Kati and I are highly compatible; our communication lines are wide open. Intellectually we are on the same wavelength and so is our sense of humour. We have a very similar attitude towards life, and it did not matter that she was paralysed.

I did not think much about how life was going to be like before moving to Finland. Kati and I are highly compatible; our communication lines are wide open. Intellectually we are on the same wavelength and so is our sense of humour. We have a very similar attitude towards life, and it did not matter that she was paralysed. She could not move at all and needed assistance with everything. I knew deep in my heart that we could make it work.

I did consider the fact that that she would be relying on me for most things. Our relationship would have to be balanced very differently in comparison to a traditional relationship. Adaptation would be on the front row; I felt full of energy ready to face up to the challenge. I felt excited.

Things are not always, how you expect them to be. The first lesson in adaptation; lower your speed. Energy and excitement will work against you and only lead you to frustration and disappointment. The lessons go on, all with one thing in common; instead of raising the standards the thing to do would be to lower them.

The culture shock was a disappointing one. However, it did not matter because the most important which was our relationship what was flourishing and growing stronger.

My biggest problem in Finland would come to be one that I did not think about at all, discrimination.

Not much direct discrimination. All though you don't see it much, it does linger in the shadows waiting for a chance to jump out and bite you. Anyone who has suffered discrimination knows that it is one of the worst feelings; like a heartbreak.

The most common kind of discrimination is not the obvious one. Its ugly face comes out when you try to speak their language. Keep in my mind that the Finnish language is one of the most difficult languages to learn and the Finnish people are reserved and do not speak to strangers easily. One tries to speak their language knowing that it is going to be full of grammar mistakes. Still one hopes that he/she can open the communication lines.

The reward or should I say punishment for doing this you receive a higher-level discrimination form. They get a power trip and take advantage of the situation and become abusive. They treat as if you are less than nothing, just because you cannot speak the language like a native. Although this only shows their low self-esteem it still hurts like hell.

Do not get me wrong; not all Finnish are like this, not even the majority. Nevertheless, there are too much of these bad seeds around to make your hair rise.

My journey here in Finland sometimes seems as if it is a trip to learn about different kinds of discrimination. I have experienced at first hand the discrimination against foreigners. I also had the luck to work with various kinds of refugees, and have seen from up close what they go through which at times is horrible.
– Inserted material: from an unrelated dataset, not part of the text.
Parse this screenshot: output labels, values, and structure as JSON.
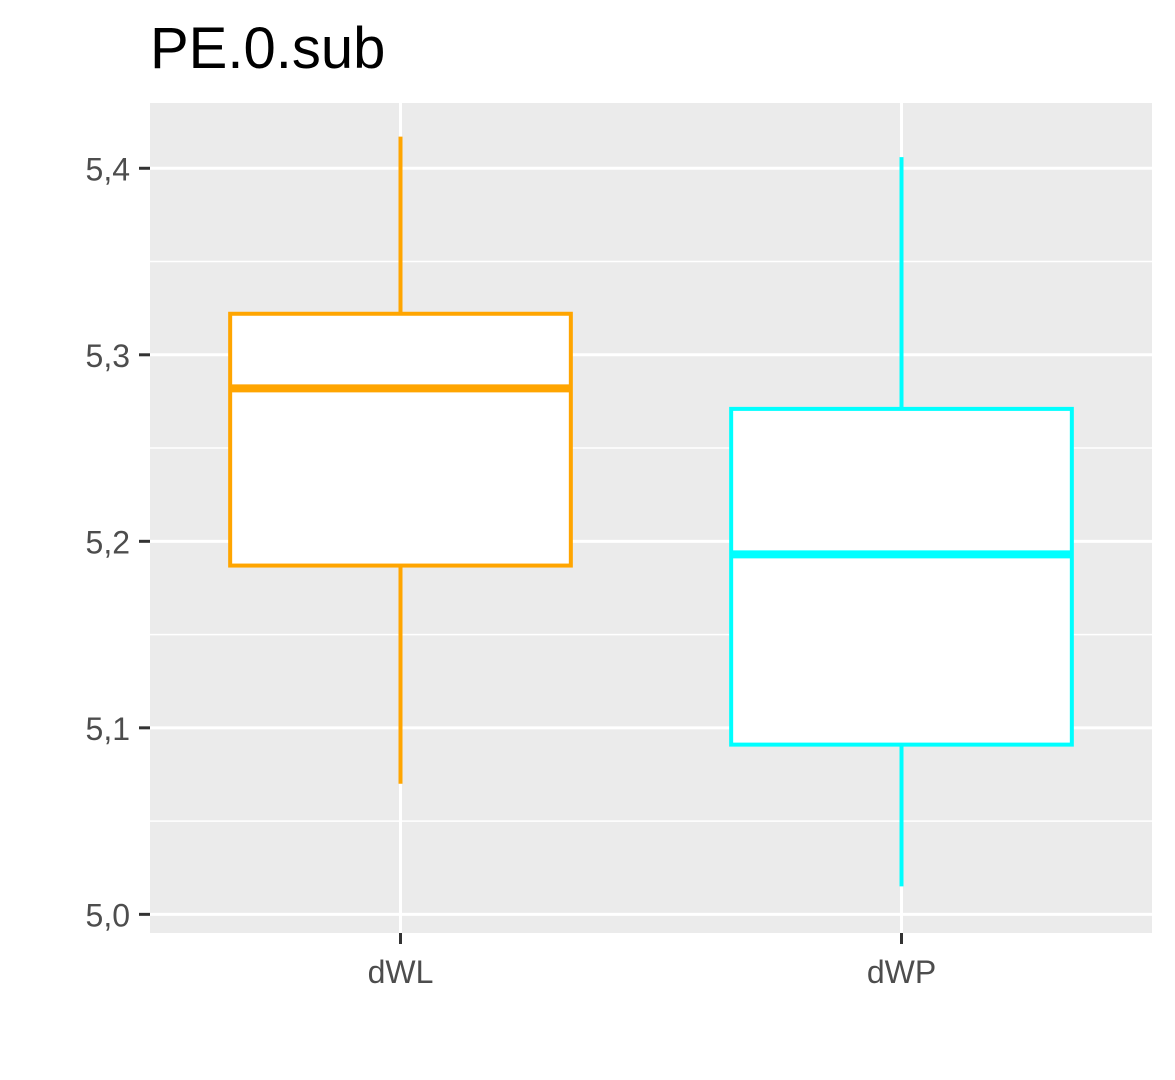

An attitude of "we will tolerate you as long as you know your place in the society and you keep yourself there". You are lower and no matter how hard you work you should keep yourself there living in a crappy house, driving an old car and wearing rags.

I have seen with my own eyes how even people that are trying to help them treat them in such condescending and a patronising way that it made my blood boil.

One sort discrimination that I knew that I would have to deal with was the discrimination against the disabled. Witnessing a disabled person treated as if they are three years old, mentally less abled or simply stupid. Sad, but true.

Of all these forms of discrimination, I have experienced in the last years, the one that infuriates me the most is none of the above.

Since Kati and I are working together on all our projects such as blogs, articles and so on. I keep myself in the background and do the creative work, and Kati does the socialising, promoting, public relationships, etc.

We share the workload and when she is approached about the subject that is more my area she asks me to deal with the person. When it is a crucial topic, I introduce myself before a continuing the conversation. Sometimes I do not do this and reply as if it is Kati answering.

I have heard about it but I never had an idea how some men speak to women. In a degrading way as if, they were stupid or lesser human beings. Not just strangers, but also people who call themselves friends.

A demeaning approach as if; it is a woman and that means that she is DUMB, STUPID, a THING not a PERSON. When I call them up on the way, they behave and speak, as they cannot comprehend that their comportment is not appropriate. They think that it is the right way to conduct towards a woman.

I ask Kati if this does not bother her and she tells me that she is used to it and does not care anymore. She does not let this ruin her day or her life. She reminds me that she used to be a model and that in that environment it is the normal way to treat a woman and it is a matter of taking or be thrown out.

It makes me sick to my stomach.

At moments, I look at my female friends that came as refugees to Finland. On the streets, they must deal with a condescending discriminating attitude towards them. At school, as they try to make something for themselves they must deal with the patronising discriminating attitude from the ones that should be helping. In their community they are discriminated by the males for they should not be anything more than just vessels to carry their children and slaves that take care of the house.

With all these factors against them, they still are always ready to help anyone. Underneath the tough skin they still love like no other. I do not think that I could ever be so strong as Kati or any of these ladies.